Процесс

Сыпалась щёлочь, сыпалась известь. Под Многогранником росли поля, и Мария смеялась, трогая белую-белую траву – совсем новую и очень другую.

Многогранник пускал корни – белые, геометрично-неправильные, и Мария считала, что это очень красиво; следы Многогранника касались Степи, и Степь отступала, боясь неизвестного.

Мария смеялась, какой же твирин получится из этой травы, какой же твирью её назвать, может, бумажной? Нет-нет, всё не так; Многогранник бумажный, но корни-то его – никак нет. Правда, Пётр?

Пётр молчал. Под ногами беззвучным скрежетом шумели новые поля – белые; и Пётр ждал, когда они зацветут. Он думал: это будет симфония цвета.

Он думал: изобретёт новый цвет.

Цветы его творения были ярко-красными и ползучими. Похоже на пауков.

***

Когда Артемий приехал, от запаха Степи его замутило; а потом он понял – пахла не Степь.

Он пошёл по железным путям, обогнул Станцию, остановился; дышал, пока рвота не сдавила горло, и смотрел.

От иглы Многогранника простынёй тянулось поле, и дома, который оно касалось, преображалось; потом Артемий послушает вздохи Марии, пьяное бормотание Петра, потом – потом, не сейчас, - узнает: это было красиво.

Потом он узнает: такая была Утопия.

А пока он видел только испуганно жмущуюся к ногам твирь, полосу мёртвой земли между Степью и Полем, слышал безмолвие штиля, царящего в белых зарослях.

И одинокого красного цветка, смотрящего на него алым как будто зрачком, тогда не заметил.

***

Вечером второго дня Город зацвел.

Утром третьего дня Город исчез.

Андрей не вылезал из своего Убежища, опустошал запасы твирина, усмехался: интересно, что же стало бы, если бы кто-то всё же осмелился из Поля выжать настойки?

Снаружи было тихо; только дома иногда натужно скрипели, искривляясь по воле Многогранника. Выпрямляясь по воле Многогранника – становились идеальными до отвращения.
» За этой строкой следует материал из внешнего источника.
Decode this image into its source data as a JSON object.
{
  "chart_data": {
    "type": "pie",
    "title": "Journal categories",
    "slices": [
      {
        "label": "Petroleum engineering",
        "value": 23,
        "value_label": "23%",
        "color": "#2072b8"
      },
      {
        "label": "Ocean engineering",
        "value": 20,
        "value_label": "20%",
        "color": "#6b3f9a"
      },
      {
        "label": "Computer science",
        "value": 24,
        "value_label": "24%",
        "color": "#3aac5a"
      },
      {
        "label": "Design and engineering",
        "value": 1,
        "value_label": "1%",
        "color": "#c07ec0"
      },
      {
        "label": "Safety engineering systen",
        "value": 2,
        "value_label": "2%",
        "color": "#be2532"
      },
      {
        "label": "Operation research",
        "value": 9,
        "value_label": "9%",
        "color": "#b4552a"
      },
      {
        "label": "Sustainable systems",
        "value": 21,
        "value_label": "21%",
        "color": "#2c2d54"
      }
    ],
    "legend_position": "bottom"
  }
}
Молчаливо бродили по улицам белоснежные фигуры, идеальные тоже.

Андрей пил, иногда с интересом поглядывая на дверь: когда уже проберётся в его обитель, и всё же, что они чувствуют – идеальные?

Андрей пил и ждал, салютуя каждому новому часу бутылкой.

Время ведь наверняка скоро остановится.

***

Мария не знала, почему Многогранник схватился за Город с середины, как пророс в его сердце, чтобы красными пятнами на белом зацвести за две реки от неё. Злилась, кричала; ходила в Поле – закричать о своём.

Потом кричать не хотела. В новый Город – в исчезнувший Город – её не пускал отец, запрещалось смотреть, запрещалось стремиться. Отвернись и мечтай.

Когда Поле окружило площадь Мост, Мария выглядывала в окна и лежала на кушетке, смотря в потолок. Собор трясся, отбивая минуты.

Многогранник цвёл, и Мария думала: алые – потому что мама? Потому что кровь?

Они ведь идеал хотели; может, все те потому и молчат – зачем говорить, когда мир звоном говорит за тебя?

Собор белел и дрожал, пламенея красным витражом.

***

Даниил сидел наверху, скрестив ноги. Вблизи – руку протяни, так близко – Многогранник звучал ещё тише; в безмолвии Поля не пробивалось ни звука, кроме хрипловатого дыхания.

Вокруг всё было белым; только с иглы Многогранника капал цвет, но Даниил его не видел – сидел спиной, вглядывался в горизонт, силясь рассмотреть Степь.

Уклад, как он знал, предпочёл оголиться до алого мяса, чем побелеть от стаматинского торжества разума. Горожанам не оставили выбора.

Приближённые свой выбор сделали тоже.

Даниил сидел наверху, цедил последнюю – возможно, на всём белом свете – бутылку твирина. Слушал тишину. Ждал.

Сквозь белоснежные заросли на другую сторону реки бесшумными тенями скользили белые фигуры, и Даниил как никогда был уверен: так и выглядит бессмертие.

Бутылка звякнула о площадку, пустая.